Veterans Day doesn’t lend itself to commercial attention like its first cousin, Memorial Day.

That’s probably because it’s squeezed between two other cash-registering holidays, Halloween and Thanksgiving, and it does not coincide with a car-cultural observance like the Indy 500 auto race.

But it is a federal holiday, what was originally called Armistice (or Remembrance) Day, marking the cessation of World War I hostilities on the 11th month of the 11th day of the 11th hour in 1918.

The “remembrance” is stirred by the poem, “In Flanders Field,” written by Canadian John McCrae, a lieutenant colonel during the war, from the point of view of the dead, early in that conflict before the war’s romanticism turned to disillusionment.

“In Flanders fields the poppies blow / Between the crosses, row on row, / That mark our place; and in the sky / The larks, still bravely singing, fly / Scarce heard amid the guns below.”

Here are four things people of faith should reflect on in this season.

  1. The law of unintended consequences is never more apparent than in violent conflict.

World War I, begun in July 1914 between Austria-Hungary and Serbia, quickly spread to numerous other countries due to an interlocking series of alliances.

The howls of purported dishonored national glory were provoked by precisely the kind of nationalist assertions favored by the current occupant of the White House’s West Wing.

It was all supposed to be over by Christmas. Instead, it escalated quickly.

Given the imperial reach and extractive interests of numerous belligerent nations, soldiers from 28 different countries participated. Nations as far away from Europe as South Africa and Japan participated.

And all of this started when a fervent Serbian nationalist assassinated the presumptive heir (and his wife) to the Austro-Hungarian throne.

It was unprecedented carnage. The first day alone of the Battle of the Somme resulted in over 70,000 casualties.

By war’s end on Nov. 11, 1918, the final tally of vengeance for one assassination had claimed the lives of nearly 40 million combatants and civilians, many times over wounded.
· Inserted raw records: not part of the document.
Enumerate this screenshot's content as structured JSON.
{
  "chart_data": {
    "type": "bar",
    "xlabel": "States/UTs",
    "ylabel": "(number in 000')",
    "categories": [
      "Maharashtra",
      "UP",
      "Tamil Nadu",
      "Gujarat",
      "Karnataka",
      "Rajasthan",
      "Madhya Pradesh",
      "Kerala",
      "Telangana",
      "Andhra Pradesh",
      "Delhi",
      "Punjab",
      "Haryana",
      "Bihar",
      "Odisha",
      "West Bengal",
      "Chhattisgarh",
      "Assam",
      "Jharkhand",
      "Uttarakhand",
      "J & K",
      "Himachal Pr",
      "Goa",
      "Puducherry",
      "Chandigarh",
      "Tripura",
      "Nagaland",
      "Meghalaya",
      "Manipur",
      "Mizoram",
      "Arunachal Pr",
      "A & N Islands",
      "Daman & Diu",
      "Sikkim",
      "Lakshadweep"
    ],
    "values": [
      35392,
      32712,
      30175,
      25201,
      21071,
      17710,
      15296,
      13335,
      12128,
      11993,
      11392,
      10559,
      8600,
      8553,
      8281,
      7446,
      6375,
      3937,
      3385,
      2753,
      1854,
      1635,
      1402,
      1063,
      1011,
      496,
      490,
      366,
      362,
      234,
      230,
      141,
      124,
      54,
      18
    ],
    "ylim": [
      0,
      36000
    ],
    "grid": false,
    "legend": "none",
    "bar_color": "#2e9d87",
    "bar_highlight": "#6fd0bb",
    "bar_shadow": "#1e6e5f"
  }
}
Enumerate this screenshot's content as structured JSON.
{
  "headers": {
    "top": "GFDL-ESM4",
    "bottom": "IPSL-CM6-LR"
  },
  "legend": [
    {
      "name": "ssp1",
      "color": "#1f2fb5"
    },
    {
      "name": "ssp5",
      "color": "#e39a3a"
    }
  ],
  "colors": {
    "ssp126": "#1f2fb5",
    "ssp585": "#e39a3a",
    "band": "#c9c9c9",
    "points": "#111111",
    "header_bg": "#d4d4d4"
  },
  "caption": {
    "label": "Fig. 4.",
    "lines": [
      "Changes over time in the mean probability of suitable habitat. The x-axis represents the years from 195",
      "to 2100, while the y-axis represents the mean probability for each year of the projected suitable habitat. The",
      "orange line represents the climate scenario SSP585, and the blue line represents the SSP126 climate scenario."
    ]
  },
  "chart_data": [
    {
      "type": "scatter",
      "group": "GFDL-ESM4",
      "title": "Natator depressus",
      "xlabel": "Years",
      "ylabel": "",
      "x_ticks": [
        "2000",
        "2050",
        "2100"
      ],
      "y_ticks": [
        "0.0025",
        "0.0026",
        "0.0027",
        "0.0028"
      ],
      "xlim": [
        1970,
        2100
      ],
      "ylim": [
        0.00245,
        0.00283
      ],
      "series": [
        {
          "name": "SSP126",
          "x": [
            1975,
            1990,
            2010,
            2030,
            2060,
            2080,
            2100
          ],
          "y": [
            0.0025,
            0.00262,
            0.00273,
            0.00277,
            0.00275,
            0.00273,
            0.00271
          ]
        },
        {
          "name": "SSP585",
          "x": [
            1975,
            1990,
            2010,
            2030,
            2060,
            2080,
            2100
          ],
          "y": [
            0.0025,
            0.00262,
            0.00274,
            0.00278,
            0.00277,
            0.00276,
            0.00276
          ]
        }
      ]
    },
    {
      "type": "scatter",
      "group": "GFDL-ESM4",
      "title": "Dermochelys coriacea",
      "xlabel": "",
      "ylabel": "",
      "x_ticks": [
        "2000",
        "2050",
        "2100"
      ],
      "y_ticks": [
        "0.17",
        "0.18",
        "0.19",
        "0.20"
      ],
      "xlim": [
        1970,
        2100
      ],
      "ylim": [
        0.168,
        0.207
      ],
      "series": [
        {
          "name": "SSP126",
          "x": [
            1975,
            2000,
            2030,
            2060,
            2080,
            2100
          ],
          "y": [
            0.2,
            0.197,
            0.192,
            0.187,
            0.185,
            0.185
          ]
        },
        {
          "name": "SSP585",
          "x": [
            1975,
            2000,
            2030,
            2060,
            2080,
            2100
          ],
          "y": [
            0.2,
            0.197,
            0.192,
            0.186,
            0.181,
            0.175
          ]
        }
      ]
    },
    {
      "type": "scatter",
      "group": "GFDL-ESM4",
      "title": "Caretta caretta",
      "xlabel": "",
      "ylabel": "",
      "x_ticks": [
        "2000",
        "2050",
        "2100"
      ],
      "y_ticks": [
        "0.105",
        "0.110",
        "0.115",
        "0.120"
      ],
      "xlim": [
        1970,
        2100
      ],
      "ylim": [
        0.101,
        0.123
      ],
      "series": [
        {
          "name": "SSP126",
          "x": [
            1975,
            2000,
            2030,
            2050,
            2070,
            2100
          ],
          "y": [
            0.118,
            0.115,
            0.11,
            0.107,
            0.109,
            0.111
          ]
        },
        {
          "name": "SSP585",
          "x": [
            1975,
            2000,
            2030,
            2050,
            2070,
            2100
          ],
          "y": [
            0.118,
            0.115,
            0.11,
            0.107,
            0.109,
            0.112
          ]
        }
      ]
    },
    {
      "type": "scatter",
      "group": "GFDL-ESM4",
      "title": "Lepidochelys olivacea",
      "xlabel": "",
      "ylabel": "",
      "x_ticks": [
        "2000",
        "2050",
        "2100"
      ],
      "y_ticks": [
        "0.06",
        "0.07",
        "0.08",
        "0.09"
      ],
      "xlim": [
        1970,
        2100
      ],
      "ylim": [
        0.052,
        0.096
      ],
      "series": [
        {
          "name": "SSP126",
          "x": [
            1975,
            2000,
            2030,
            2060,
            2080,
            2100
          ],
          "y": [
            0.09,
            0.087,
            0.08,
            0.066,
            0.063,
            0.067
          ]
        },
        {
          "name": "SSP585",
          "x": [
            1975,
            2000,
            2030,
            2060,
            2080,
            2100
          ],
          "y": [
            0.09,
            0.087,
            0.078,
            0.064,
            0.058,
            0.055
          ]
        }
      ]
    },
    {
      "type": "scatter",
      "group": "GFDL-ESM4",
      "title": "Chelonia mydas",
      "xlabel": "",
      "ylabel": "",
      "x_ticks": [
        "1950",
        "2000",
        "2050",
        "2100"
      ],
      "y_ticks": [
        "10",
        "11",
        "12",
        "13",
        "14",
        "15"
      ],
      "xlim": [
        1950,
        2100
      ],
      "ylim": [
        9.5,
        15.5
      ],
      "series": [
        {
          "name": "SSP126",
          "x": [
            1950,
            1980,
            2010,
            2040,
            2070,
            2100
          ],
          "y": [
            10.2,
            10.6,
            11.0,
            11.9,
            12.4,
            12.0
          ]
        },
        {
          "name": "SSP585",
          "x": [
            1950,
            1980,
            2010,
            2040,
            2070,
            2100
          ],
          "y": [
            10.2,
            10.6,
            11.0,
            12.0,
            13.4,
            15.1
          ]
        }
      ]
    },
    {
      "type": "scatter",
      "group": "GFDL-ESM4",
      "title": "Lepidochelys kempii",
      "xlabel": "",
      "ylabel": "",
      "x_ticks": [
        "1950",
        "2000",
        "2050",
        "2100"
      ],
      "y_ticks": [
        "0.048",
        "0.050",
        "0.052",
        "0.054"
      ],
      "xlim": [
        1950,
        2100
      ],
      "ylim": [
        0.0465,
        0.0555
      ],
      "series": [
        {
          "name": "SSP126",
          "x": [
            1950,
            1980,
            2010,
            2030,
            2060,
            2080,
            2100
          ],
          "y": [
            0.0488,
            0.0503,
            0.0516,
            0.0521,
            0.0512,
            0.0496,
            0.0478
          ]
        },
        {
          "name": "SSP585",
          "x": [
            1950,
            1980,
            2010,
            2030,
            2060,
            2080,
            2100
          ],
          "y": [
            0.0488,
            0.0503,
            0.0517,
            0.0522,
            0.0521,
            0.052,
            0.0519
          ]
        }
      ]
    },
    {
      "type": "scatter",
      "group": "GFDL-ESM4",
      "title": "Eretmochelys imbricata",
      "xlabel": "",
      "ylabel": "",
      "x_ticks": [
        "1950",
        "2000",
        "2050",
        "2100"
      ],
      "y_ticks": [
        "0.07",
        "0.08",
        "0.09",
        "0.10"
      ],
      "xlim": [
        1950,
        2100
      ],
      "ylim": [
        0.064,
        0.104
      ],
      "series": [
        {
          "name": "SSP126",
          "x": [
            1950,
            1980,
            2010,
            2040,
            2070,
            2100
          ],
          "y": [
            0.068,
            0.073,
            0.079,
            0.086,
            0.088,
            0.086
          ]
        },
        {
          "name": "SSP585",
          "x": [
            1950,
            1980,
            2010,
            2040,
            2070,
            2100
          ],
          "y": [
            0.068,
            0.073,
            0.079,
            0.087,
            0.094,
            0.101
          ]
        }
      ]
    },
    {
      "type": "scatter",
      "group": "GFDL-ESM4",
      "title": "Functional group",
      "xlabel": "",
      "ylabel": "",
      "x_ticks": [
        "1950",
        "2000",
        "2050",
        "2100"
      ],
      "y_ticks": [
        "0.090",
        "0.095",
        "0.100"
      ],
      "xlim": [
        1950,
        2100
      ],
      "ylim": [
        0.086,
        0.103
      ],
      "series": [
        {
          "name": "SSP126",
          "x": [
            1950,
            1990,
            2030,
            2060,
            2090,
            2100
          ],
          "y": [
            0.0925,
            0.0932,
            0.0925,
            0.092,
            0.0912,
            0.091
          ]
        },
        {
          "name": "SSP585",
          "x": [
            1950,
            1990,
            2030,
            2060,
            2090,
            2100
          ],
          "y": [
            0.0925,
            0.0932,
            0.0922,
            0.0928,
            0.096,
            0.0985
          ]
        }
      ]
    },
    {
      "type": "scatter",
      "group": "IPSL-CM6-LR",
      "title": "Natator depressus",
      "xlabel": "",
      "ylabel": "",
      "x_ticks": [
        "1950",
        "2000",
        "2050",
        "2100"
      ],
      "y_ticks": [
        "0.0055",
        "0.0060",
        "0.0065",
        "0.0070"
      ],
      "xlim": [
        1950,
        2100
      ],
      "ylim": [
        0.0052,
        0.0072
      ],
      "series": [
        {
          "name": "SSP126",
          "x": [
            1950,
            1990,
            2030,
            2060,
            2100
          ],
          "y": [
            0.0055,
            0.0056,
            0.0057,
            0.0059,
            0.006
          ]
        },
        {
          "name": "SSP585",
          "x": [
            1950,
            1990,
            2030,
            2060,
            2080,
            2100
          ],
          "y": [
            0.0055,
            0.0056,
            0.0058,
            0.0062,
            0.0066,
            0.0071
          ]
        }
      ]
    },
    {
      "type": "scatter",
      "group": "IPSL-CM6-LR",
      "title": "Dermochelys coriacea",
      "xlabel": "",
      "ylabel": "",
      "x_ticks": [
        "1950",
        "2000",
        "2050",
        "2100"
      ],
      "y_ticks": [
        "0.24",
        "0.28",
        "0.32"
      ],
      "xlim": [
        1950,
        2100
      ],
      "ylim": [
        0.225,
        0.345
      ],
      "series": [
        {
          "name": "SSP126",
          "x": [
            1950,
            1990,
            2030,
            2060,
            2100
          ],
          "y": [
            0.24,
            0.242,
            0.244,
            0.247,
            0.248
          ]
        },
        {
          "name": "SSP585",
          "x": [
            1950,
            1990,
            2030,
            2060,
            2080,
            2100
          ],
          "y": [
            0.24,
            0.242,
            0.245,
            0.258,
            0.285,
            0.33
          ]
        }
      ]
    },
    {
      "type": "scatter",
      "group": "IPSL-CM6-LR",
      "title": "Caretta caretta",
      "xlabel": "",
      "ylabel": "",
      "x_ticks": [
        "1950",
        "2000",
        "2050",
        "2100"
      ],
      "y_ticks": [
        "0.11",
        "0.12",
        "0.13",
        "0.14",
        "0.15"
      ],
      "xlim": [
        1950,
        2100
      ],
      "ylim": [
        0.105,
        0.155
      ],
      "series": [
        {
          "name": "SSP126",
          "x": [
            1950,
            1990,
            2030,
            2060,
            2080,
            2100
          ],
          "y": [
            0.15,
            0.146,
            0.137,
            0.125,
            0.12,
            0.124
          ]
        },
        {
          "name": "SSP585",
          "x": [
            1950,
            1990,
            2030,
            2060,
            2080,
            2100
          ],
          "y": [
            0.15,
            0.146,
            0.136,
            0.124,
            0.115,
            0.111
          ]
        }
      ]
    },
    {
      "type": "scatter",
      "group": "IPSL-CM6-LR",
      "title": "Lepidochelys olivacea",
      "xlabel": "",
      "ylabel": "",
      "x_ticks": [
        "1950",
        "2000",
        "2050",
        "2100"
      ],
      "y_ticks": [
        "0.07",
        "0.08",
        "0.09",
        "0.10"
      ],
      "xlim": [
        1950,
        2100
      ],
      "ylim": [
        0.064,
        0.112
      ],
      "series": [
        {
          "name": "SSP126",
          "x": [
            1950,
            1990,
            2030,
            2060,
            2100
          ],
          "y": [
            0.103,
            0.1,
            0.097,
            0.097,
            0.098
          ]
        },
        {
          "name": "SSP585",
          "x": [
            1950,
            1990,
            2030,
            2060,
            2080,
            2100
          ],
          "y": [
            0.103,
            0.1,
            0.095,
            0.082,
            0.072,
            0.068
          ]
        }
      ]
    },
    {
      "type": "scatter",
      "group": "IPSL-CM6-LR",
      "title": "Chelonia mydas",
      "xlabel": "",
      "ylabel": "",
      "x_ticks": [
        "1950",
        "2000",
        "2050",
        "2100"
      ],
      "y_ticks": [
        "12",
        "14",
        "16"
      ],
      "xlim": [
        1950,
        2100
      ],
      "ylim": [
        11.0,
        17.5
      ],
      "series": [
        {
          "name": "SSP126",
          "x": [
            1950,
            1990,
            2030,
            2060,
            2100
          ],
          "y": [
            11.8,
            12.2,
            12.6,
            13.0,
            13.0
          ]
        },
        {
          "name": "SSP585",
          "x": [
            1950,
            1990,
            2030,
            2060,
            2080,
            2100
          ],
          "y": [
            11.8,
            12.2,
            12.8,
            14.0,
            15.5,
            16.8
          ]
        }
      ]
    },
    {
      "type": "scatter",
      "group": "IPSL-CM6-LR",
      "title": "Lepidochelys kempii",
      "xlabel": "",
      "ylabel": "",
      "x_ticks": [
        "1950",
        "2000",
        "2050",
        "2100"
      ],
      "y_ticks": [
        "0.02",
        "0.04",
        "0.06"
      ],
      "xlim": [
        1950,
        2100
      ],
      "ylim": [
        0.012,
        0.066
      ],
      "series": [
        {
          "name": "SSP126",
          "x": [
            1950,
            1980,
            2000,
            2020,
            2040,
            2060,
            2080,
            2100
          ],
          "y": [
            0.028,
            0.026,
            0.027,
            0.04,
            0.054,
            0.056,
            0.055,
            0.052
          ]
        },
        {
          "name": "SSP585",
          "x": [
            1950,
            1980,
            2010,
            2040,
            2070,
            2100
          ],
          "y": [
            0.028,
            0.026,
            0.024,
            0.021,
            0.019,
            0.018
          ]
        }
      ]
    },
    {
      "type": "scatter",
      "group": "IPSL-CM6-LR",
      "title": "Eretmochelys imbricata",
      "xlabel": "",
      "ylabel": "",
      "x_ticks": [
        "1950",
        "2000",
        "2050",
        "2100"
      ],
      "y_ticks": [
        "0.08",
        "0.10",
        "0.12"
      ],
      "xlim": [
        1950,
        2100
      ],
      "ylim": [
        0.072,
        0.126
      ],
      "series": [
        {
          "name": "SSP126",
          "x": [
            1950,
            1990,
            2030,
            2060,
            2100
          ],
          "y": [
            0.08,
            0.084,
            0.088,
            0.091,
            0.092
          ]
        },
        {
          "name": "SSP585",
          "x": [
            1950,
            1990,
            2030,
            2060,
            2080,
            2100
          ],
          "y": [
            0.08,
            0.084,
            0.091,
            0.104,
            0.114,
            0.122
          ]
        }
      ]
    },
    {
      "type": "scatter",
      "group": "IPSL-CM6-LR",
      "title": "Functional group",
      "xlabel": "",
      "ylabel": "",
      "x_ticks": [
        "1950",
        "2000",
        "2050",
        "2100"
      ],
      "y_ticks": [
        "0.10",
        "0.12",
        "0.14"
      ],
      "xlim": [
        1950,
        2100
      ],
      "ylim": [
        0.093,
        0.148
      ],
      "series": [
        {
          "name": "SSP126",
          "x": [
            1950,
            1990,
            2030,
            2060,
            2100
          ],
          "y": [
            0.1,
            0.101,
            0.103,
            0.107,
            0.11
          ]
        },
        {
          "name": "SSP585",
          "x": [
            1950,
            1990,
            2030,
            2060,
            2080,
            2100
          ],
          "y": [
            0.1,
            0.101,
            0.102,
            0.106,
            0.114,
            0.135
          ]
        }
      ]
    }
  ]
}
Add to that, 8 million horses, mules and donkeys were killed.

Furthermore, the war precipitated the Ottoman Empire’s Armenian genocide, which took the lives of another 1.5 million, and was a significant factor in “the greatest medical holocaust in history,” the 1918 influenza outbreak, which took the lives of somewhere between 50 million and 100 million people worldwide.

  1. The Great War was the globe’s first industrialized war.

The exuberance of humankind’s burst of scientific discovery in the late 19th century dramatically increased the capacity for mechanized killing.

Machine guns, submarines, airplanes and tanks were “force multipliers” (to use current military jargon).

To say nothing of the development of chemical weapons, which, though not the most reliable killing apparatus, were far and away the most terrifying.

Each of the major powers – France, Britain and Germany – used chemical weapons, though Germany’s use was the most significant.

The U.S. developed an even more effective chemical weapon and sent a specialized chemical warfare unit to Europe, but the war’s end precluded their deployment.

  1. In 1954, in the heat of the Cold War’s hysteria, when “God” became the mascot of the “free” world over against the “godless” communists, Armistice (or “Remembrance”) Day was repurposed as Veterans Day.

In so doing, the work of mourning and incantations resolving never-again were displaced by the celebration of martial prowess.

“Armistice Day was sacred. Veterans’ Day is not,” declared novelist Kurt Vonnegut, a World War II veteran and prisoner of war. “So, I will throw Veterans’ Day over my shoulder. Armistice Day I will keep. I don’t want to throw away any sacred things.”

To quote McCrae again: “We are the Dead. Short days ago / We lived, felt dawn, saw sunset glow, / Loved and were loved, and now we lie / In Flanders fields.”

  1. Writers as far back as the Napoleonic Wars noted the sudden appearance of the red poppy on battlefields, but it was McCrae’s grief-inspired poem that highlighted the association.

That bit of verse led to the tradition, especially in the United Kingdom and several of its commonwealth allies, but also in the U.S., of wearing artificial flowers resembling red poppies as a symbol of mournful remembrance of the war’s incalculable suffering, along with the resolve to never again commit such atrocities. (The Allies advertised the fight as “The war to end all wars.”)

What we now know is that in soils like that of Flanders, a thin crust of alkaline is released when the ground is disturbed, as happens with bombardment and grave digging.

The soil becomes acidic, choking most growth, but poppies thrive in such war-spoiled botanical conditions.

The red poppy is not a floral triumph. Rather, it is the ground’s tear, resulting from the soil’s hemorrhage.

It is a judgment lodged against the despoiling of earth’s fertility – and against all mortal “faith” requiring the blood of sacralizing violence as the price of “redemption.”

“Take up our quarrel with the foe: / To you from failing hands we throw / The torch; be yours to hold it high. / If ye break faith with us who die / We shall not sleep, though poppies grow / In Flanders fields.”